The next step is to act on one of these ideas, any idea. See what happens and repeat. Repeat the ones that are most interesting and the ones you naturally feel like repeating. No point trying to make yourself do something you aren’t interested in because nothing will come of it. But where there is interest there is the will to experiment. If you keep looking, you will keep having ideas and if you keep acting on those ideas and looking at the outcome you will generate more ideas and more action. This is repetition. It’s a big fruitful circle. Intuition is the final fruit. The noticing, the idea and the desire to take action merge. It’s the whole process in a single flash of insight.


As I mentioned in my post of December 12th, What Value Matters Most, Shoutout LA interviewed me about observation. You can read my response here and see a portrait of me with the doggies! That interview sparked me to sort out my thoughts on the topic of intuition, observation and repetition and this essay today was my attempt to speak about it with more nuance. I cut multiple paragraphs about intuition while editing this to keep it focused on the equation set in the title. But as I still have more to say about these ideas, I’m going to use that material in another post and try and define what exactly intuition is. Are you on the edge of your seat?!

Do It Now – Foil the Inner Critic

Do It Now – Foil the Inner Critic

There’s been a lot of road work in the neighborhood; lots of large metal sheets covering the plumbing underneath. I pass by one with a turquoise paint splotch and the color catches my attention. I stop and stare. There’s already an obvious eye, that’s promising. It would need another one, something kind of big, the little seeds in my purse aren’t going to get the job done. I glance around but don’t see anything useful. I’m in a hurry to get to work. It doesn’t matter. I don’t need this face.

A few feet later I come across a chain and hook, probably used to lift and move those slabs. Not this again.
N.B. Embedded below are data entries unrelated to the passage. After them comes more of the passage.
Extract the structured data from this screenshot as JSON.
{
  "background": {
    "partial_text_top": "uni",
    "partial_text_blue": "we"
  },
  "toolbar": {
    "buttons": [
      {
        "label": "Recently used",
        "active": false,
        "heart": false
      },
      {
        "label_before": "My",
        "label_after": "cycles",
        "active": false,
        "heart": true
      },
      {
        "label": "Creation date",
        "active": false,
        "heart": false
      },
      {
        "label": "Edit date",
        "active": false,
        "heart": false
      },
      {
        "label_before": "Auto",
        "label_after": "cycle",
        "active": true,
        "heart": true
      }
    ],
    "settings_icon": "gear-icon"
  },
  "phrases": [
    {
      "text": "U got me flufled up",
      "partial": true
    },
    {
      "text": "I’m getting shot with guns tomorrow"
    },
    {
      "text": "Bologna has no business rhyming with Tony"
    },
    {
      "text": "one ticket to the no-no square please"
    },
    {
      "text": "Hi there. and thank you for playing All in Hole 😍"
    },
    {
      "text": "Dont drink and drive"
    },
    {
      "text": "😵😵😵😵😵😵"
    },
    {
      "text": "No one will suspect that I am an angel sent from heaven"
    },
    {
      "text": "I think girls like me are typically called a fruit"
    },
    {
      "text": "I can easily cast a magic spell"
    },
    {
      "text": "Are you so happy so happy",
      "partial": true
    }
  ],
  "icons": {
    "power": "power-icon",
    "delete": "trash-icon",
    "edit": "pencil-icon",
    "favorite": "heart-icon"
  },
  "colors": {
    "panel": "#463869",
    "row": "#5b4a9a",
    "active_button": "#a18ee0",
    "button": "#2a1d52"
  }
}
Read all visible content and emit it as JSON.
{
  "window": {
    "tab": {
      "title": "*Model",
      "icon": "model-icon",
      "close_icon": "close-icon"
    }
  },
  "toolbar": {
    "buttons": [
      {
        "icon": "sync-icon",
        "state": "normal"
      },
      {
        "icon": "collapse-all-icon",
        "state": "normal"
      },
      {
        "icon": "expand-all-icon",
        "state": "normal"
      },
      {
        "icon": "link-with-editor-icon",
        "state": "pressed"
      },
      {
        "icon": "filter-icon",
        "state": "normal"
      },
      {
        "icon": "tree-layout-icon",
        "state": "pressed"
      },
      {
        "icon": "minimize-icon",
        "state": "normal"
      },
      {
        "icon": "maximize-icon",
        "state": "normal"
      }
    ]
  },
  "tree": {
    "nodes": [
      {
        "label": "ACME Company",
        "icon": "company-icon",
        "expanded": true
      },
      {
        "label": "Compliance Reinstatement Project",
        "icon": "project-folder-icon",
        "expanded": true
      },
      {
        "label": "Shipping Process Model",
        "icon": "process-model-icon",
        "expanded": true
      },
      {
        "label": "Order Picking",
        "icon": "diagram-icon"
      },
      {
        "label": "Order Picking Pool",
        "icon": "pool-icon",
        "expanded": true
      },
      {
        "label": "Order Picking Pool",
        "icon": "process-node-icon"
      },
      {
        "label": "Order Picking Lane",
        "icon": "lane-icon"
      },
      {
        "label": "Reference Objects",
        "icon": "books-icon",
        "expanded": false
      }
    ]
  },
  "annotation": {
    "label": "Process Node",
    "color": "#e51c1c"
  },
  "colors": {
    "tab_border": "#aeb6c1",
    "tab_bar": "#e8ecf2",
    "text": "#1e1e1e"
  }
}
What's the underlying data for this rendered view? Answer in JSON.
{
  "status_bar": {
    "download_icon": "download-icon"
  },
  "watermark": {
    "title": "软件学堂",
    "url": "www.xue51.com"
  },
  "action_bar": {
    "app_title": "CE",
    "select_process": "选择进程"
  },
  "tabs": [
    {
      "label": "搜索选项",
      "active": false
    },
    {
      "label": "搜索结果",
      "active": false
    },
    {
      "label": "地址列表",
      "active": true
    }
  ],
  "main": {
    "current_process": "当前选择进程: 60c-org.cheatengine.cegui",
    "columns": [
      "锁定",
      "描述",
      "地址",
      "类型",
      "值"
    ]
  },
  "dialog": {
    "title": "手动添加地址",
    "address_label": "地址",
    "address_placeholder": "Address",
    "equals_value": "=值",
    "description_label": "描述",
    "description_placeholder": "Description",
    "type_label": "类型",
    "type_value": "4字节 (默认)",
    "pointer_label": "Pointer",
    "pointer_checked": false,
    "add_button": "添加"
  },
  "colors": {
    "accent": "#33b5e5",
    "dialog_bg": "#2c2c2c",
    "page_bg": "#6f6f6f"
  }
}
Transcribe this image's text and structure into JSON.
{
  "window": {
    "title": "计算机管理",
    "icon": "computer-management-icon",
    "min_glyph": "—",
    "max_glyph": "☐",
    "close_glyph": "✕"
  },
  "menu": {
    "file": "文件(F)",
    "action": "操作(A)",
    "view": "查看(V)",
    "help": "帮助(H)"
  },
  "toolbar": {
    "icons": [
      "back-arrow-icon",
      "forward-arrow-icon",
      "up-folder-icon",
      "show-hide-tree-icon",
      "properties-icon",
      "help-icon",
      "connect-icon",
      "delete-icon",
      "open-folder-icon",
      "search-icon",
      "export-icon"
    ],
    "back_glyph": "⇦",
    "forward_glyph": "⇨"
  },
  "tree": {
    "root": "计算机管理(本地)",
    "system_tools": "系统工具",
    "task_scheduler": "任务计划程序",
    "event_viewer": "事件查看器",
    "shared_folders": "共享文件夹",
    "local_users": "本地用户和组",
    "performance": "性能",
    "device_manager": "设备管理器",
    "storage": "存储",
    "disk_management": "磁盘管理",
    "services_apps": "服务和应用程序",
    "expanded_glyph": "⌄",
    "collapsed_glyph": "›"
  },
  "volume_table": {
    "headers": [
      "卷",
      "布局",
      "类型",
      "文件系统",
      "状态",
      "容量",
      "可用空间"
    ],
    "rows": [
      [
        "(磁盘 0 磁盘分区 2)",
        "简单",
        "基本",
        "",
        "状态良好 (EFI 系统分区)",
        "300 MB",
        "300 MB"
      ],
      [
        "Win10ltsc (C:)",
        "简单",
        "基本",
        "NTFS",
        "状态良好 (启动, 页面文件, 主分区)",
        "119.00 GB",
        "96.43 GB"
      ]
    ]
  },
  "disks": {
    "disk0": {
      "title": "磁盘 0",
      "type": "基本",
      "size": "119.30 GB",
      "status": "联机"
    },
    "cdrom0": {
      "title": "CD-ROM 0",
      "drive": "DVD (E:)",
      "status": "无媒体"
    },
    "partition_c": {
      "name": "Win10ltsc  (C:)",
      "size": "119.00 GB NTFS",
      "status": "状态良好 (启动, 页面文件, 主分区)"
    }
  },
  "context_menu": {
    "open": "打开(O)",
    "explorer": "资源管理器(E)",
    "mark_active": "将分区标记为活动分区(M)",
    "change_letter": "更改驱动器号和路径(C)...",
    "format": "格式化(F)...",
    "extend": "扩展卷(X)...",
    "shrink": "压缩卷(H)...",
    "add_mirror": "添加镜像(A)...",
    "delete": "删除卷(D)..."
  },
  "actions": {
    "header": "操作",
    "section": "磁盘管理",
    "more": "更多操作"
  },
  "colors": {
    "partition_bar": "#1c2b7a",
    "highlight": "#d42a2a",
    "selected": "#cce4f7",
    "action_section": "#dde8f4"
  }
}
I don’t have time to monkey around with a cumbersome object and I already learned my lesson about taking stuff like this home. I’m not assuming responsibility for the next two years. I walk on.

Wait! It hits me. The hook could be the eye and the chain could be the nose for that splotch. Okay. You win, imagination. I’m turning around and doing this.

The lesson from the two year bike chain saga (chronicled in the Bags of Crap Series which you can find on my home page) is that you need to act on opportunity right when it first walks through the door. What you do, gets done, what you don’t do fades like fog on a hot day or becomes a big headache. I’ve trained myself to get to it and get to it quickly. No over thinking, just get her done.

Besides the lack of nagging dissatisfaction that missed opportunity often creates, I usually get something really unexpected from acting quickly. I most certainly didn’t pre-visualize this anxious fellow. The hustle forces me to bench my inner critic. No time to consult him. He’s such a drag anyway. He only approves of things the world has already vetted, meaning, he only likes what other people like. Too much originality makes him nervous and then he starts chattering away in my ear, blowing my confidence. For example, he might say, that hook doesn’t look like an eye to me. What’s going on with the bottom of the nose, there’s no shape there. Too bad you don’t have any darker sticks. A shame you threw them all away when you were cleaning out your bags.

Stop! This is not helpful!

Is this a portrait of him? I think it is! He doesn’t seem to like it. Too bad. Go away if you don’t want your picture taken. No one invited you on this walk anyway.

That’s mean. I am sorry. Let’s be friends. Why don’t you enjoy the stroll and help me out when I get home and we’re trying to select the best picture to post. You’ll be good at that.

Why is that critical people are always the first ones to get there feelings hurt? I could ask myself if I really cared to hear the answer. Moving on! Gotta get to work.

I didn’t leave this face in place, not good for car tires. I put the chain on some road work related stuff so it could be retrieved. You’re welcome LADWP and thanks so much for keeping everything in good working order!